AYDAN SIYAVUŞ VE AYDIN ÖRS Başlangıç noktası olarak Aydan Siyavuş’u alıyorum. 1970’li yılların ikinci yarısından itibaren ivmelenerek gelen basketbol kültürünün en önemli aktörlerinden biri Siyavuş. Haliyle, bugünden bahsetmek için ondan da bahsetmek gerekir. Son zamanların sevilen klişesiyle söylemek gerekirse, “Olmasaydı, olmazlardı”. Oyuncu olarak müthiş bir kariyer değil ama antrenör olarak büyük bir ışık kaynağı. Alın size, tartışmayı sevenlerin ısıtıp ısıtıp yediği yemeklerden biri daha. Futbol sahalarında sıkça rastladığımız polemik basketbolda da epey konuşuluyor: İyi koç olmak için iyi oyuncu olmak gerekir mi? Genele vurduğumuzda; Erman Kunter, Ufuk Sarıca ve Orhun Ene’yi dışarıda bırakacak olursak, Türkiye’de şu anda ismi en çok bilinen antrenörlerin parlak bir oyunculuk geçmişi yok. Siyavuş da örneklerden bir tanesi. 20’li yaşların başından itibaren kafasını tamamıyla antrenörlüğe vermiş. Oyunculuk döneminde kazanılamamış başarıların, koçluk zamanında başarı için en büyük tetikleyicilerden biri olduğunu, iyi bir oyuncu ol(a)mamanın çoğu zaman aslında bir avantaj olabileceğini düşünürüm.
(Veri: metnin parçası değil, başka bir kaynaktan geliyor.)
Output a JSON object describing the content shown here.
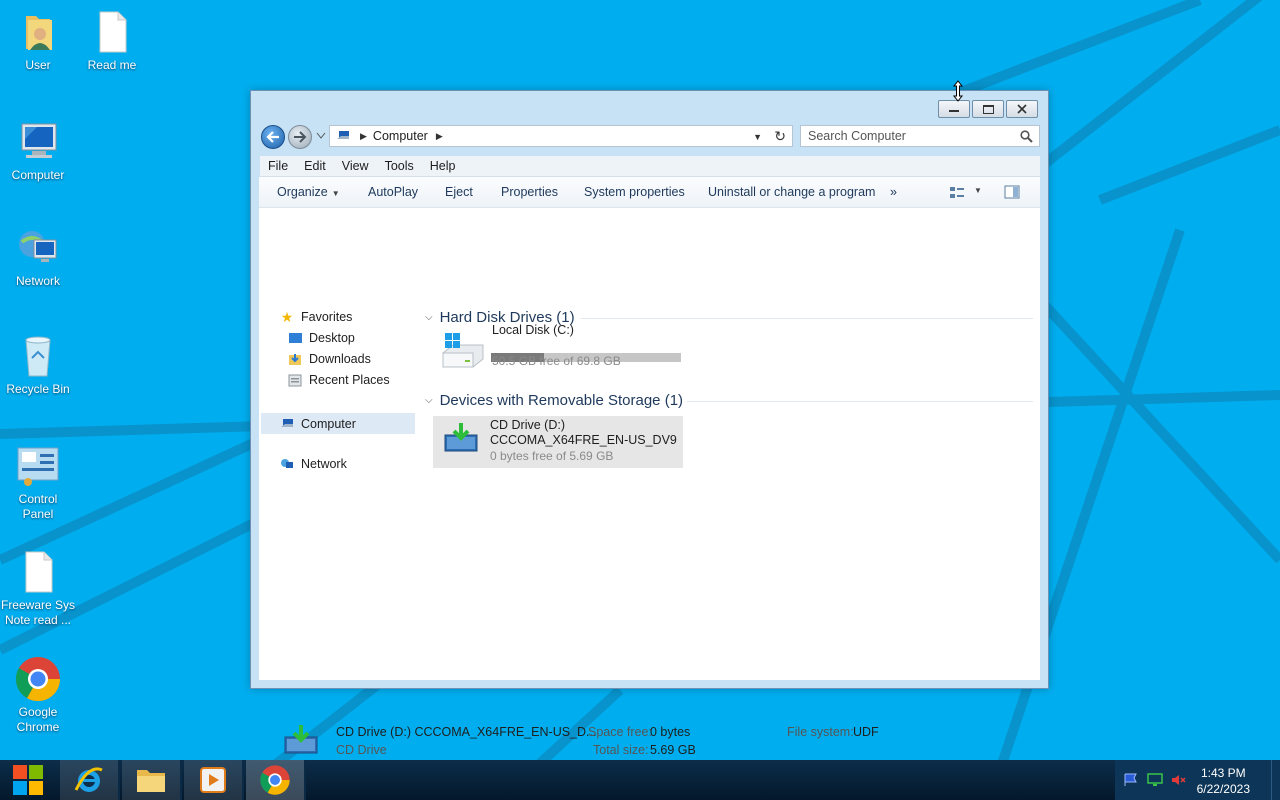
{
  "desktop": {
    "icons": [
      {
        "label": "User"
      },
      {
        "label": "Read me"
      },
      {
        "label": "Computer"
      },
      {
        "label": "Network"
      },
      {
        "label": "Recycle Bin"
      },
      {
        "label": "Control\nPanel"
      },
      {
        "label": "Freeware Sys\nNote read ..."
      },
      {
        "label": "Google\nChrome"
      }
    ]
  },
  "window": {
    "address": {
      "location": "Computer"
    },
    "search": {
      "placeholder": "Search Computer"
    },
    "menu": [
      "File",
      "Edit",
      "View",
      "Tools",
      "Help"
    ],
    "toolbar": {
      "organize": "Organize",
      "autoplay": "AutoPlay",
      "eject": "Eject",
      "properties": "Properties",
      "system_properties": "System properties",
      "uninstall": "Uninstall or change a program",
      "more": "»"
    },
    "nav_pane": {
      "favorites": "Favorites",
      "desktop": "Desktop",
      "downloads": "Downloads",
      "recent_places": "Recent Places",
      "computer": "Computer",
      "network": "Network"
    },
    "groups": {
      "hard_disk": {
        "title": "Hard Disk Drives (1)",
        "drives": [
          {
            "name": "Local Disk (C:)",
            "free_text": "50.5 GB free of 69.8 GB",
            "used_fraction": 0.28
          }
        ]
      },
      "removable": {
        "title": "Devices with Removable Storage (1)",
        "drives": [
          {
            "name": "CD Drive (D:)",
            "label": "CCCOMA_X64FRE_EN-US_DV9",
            "free_text": "0 bytes free of 5.69 GB"
          }
        ]
      }
    },
    "details": {
      "title": "CD Drive (D:) CCCOMA_X64FRE_EN-US_D...",
      "type": "CD Drive",
      "space_free_label": "Space free:",
      "space_free_value": "0 bytes",
      "total_size_label": "Total size:",
      "total_size_value": "5.69 GB",
      "file_system_label": "File system:",
      "file_system_value": "UDF"
    }
  },
  "taskbar": {
    "clock_time": "1:43 PM",
    "clock_date": "6/22/2023"
  },
  "colors": {
    "desktop_bg": "#00aeef",
    "window_frame": "#c7e2f5",
    "taskbar": "#0c2d4a"
  }
}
Belki Siyavuş’ta da benzer bir düşünce hakimdi, bilmiyorum. Ne olursa olsun, antrenörlük döneminde ligde kazandığı yedi şampiyonlukla hâlâ rekorun sahibi. Tabii kazandığının haricinde, bir de kazandırdığı var. Aydın Örs ile Aydan Siyavuş’un yolları Efes Pilsen’de kesişti. Beraber altı sene çalıştılar. Yaş olarak denk olmalarına rağmen Örs, Siyavuş’un yardımcısıydı çünkü Siyavuş koçluk kariyerine kendisinden çok daha önce başlamıştı. Beraber geçirdikleri yılların Örs’e kattıkları herkesin malumu. Bir anlamda devir teslim töreniydi o birliktelik. Örs çıtayı daha da yukarı çıkarttı; bir ülkenin basketbol tarihini değiştirdi. Kazandığı başarıları tek tek saymaya gerek yok. Doğru zamanda, doğru yerdeydi. En başta, söylediğimiz iyi antrenörlük kriterlerinden bazılarına sahipti. Oyuncuları üstüne katabiliyordu. İlişkileri iyiydi ve bir basketbol felsefesi vardı. Takıma enjekte ettiği savunma, kazandığı başarıların en büyük anahtarıydı. O zamanın basketbol anlayışı savunmayı en sert dozajda yapmayı gerektiriyordu çünkü. Alanı savunmak, oyuncuları potadan mümkün olabildiğinde uzak tutmak isteniyordu. Devir değişti. Örs’ün anlayışının tek başına hayatta kalabilmesi neredeyse imkansız artık. Değişimi kabul etmemize rağmen Örs’ü mumla arar konumda olmamız ise bizdeki eksiliğin bir göstergesi olmalı.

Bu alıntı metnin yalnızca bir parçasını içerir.